Israel was in turmoil. Years of bad blood between Arabs and Jews, a disastrous economic situation, and an intense heatwave which had everyone cranky and ill-tempered. It’s no wonder that most riots take place in the heat of summer.
The predominantly Arab areas were seething with resentment while the Jewish population was none too happy either. It was a rough patch, but when had it been otherwise?
Jerusalem’s diversity is part of what makes the city unique. The Jewish population is highly diverse. From secular and downright anti-religious, to ultra-Orthodox and everything in between. There are Christians of every stripe and every flavor of Islam. Bahai, Samaritans — and sects I never heard of — and more than a few wannabe Messiahs.
I sang along with the Muzein when he called the faithful to prayer. I loved the chanting, the traditions, the clothing, the open-air markets. I loved everything and everyone, but not everyone loved me back.
The newspaper I was running was broke. We’d been going on fumes for the last few issues and it was obvious we’d be out of business and out of work very soon. We kept hoping for an angel, someone to come along and invest enough to get us well and truly launched. In the meantime, it had been weeks since we’d gotten paid.
I was doing my share, trying to keep the newspaper alive, so when someone had to take the pages to the typesetter in Givat Zeev up by Ramallah, I volunteered. I had a car. I’d been there before. Why not?
There’s a myth that Jerusalem has just one road, but it winds a lot. The theory is, if you keep driving, sooner or later you’ll get there, wherever “there” is. That’s not quite accurate. You may get close — but when I’m the navigator close may not be close enough. I have no sense of direction. When I hear the words “You can’t miss it,” I know I will miss it.
Which is how I wound up in downtown Ramallah in the middle of a minor riot in late August 1983. I didn’t know what was happening or why (exactly), but I was sure I shouldn’t be there.
I was lost. No idea how to retrace my steps and get back to French Hill. Going forward wasn’t an option. I pulled to the curb and sat there, wondering what to do next.
A few moments later, two Arab gentlemen jumped into the car with me. No, I hadn’t locked the doors. If they wanted to break into my car, they might as well use the doors as break the windows. Was I about to be murdered? Abducted?
“You are lost,” the man in the front seat said.
“Oh, very much,” I agreed. The two men conferred in Arabic. I picked out a couple of words, one of them being “American.” That’s easy. It’s the same in almost every language.

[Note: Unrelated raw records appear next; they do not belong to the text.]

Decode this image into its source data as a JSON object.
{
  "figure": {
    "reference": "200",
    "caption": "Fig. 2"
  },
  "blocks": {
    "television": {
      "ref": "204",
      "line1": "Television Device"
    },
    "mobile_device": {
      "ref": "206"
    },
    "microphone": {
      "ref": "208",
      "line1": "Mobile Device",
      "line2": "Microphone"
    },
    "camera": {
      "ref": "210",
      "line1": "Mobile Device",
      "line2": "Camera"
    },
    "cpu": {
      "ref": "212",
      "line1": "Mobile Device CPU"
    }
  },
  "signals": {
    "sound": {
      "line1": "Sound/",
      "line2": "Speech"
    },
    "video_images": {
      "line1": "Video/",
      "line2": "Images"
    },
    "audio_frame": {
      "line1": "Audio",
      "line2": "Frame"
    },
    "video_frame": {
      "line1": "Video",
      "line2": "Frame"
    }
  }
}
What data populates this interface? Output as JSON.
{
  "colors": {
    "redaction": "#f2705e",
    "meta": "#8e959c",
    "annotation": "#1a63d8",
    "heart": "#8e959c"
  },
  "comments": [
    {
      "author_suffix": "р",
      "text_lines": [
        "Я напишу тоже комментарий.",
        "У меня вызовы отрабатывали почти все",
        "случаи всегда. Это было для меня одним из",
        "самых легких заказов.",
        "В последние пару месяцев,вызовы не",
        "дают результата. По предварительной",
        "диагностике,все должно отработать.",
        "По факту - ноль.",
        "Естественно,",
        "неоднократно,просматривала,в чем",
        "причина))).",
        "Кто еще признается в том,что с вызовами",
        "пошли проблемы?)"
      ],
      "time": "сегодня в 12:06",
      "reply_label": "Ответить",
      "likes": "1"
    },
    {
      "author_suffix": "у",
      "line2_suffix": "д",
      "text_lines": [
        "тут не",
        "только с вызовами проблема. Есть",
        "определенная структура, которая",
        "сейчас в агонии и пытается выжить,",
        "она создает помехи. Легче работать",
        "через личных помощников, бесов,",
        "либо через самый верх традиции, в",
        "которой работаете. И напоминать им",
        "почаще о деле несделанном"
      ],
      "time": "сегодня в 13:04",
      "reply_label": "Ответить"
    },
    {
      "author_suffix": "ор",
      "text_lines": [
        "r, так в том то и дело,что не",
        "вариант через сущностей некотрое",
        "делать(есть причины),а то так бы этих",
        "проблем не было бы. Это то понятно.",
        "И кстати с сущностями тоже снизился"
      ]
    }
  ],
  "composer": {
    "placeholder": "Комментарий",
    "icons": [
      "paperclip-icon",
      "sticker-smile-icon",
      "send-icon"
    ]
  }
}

“Okay,” said the man in the front seat. “You need to leave. Now.”
“I couldn’t agree more,” I responded. We swapped places. He took the wheel and drove me back to French Hill.
“You must be more careful,” he chided me. “You must not go to dangerous places.” I thanked him with all my heart. He smiled, and the two of them headed back, on foot, to Ramallah. Offering them a lift didn’t seem the thing to do.
As a final note, their act of kindness was a genuine act of bravery. They could have come to real harm for their generosity which some would have regarded as a lack of loyalty to whatever the current cause is or was. They were under no obligation to help me. Yet they did, at considerable risk to themselves.
An act of kindness by strangers and people who were, in theory, not on “my side.” People can be incredibly kind when you least expect it.
I have always depended on the kindness of strangers.